It kept messing up aspect ratio, and forgets to add the AI feature, I know what you are thinking, may be the prompts are off... but its like 'oh I forgot to add the AI feature, let me add it' and then no 'AI Feature' in its output.
Driving me nuts, figured I would ask here to see if its just me or more people are seeing noticeable degradation of their experience recently...
Over the last 6 months I've been creating some truly mindblowing apps, apps that feel like they are entirely out of reach for today's Claude.

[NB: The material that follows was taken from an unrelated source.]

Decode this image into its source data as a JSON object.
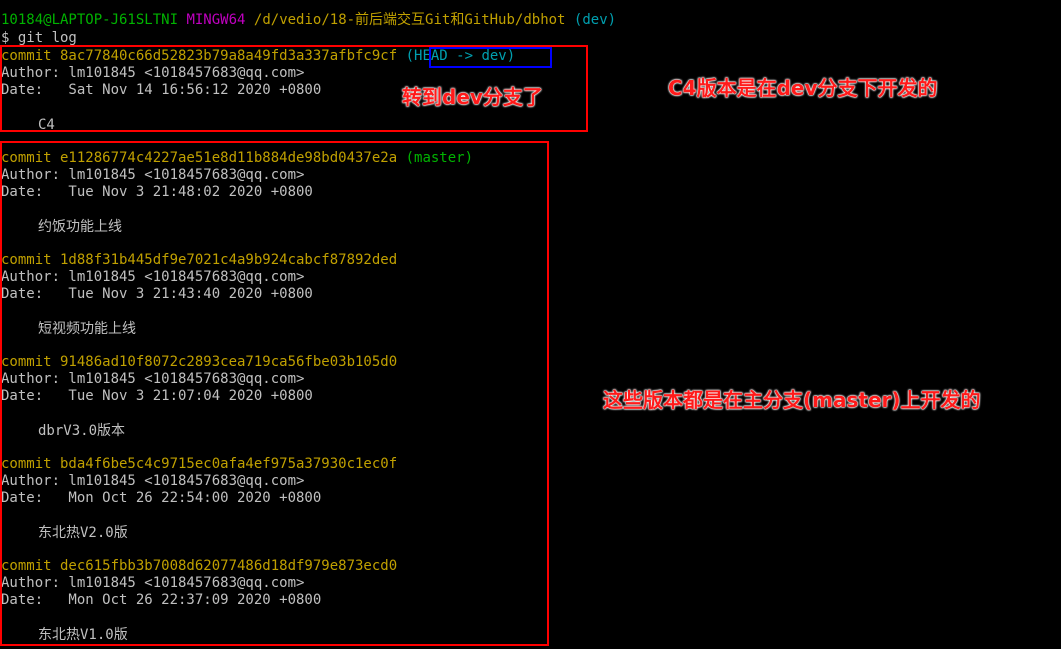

I've also noticed that if I do some assisted coding at 4-5am UK time, and then perform the same actions at 3-8pm UK time the results are vastly different:
- It takes much much longer to consider my input and work out a response
- Any response given has to be thoroughly considered (I've had to rollback changes)
- Changes scoped in the plan are stubbed or missing entirely
I've put it down to two things (a) Early enshitification, perhaps they simply don't feel the need to provide a consistent level of service because any observation of performance is highly subjective and (b) oversubscription, they scored massive marketing points by being blacklisted by US DoD (despite being integrated into many systems in a different capacity)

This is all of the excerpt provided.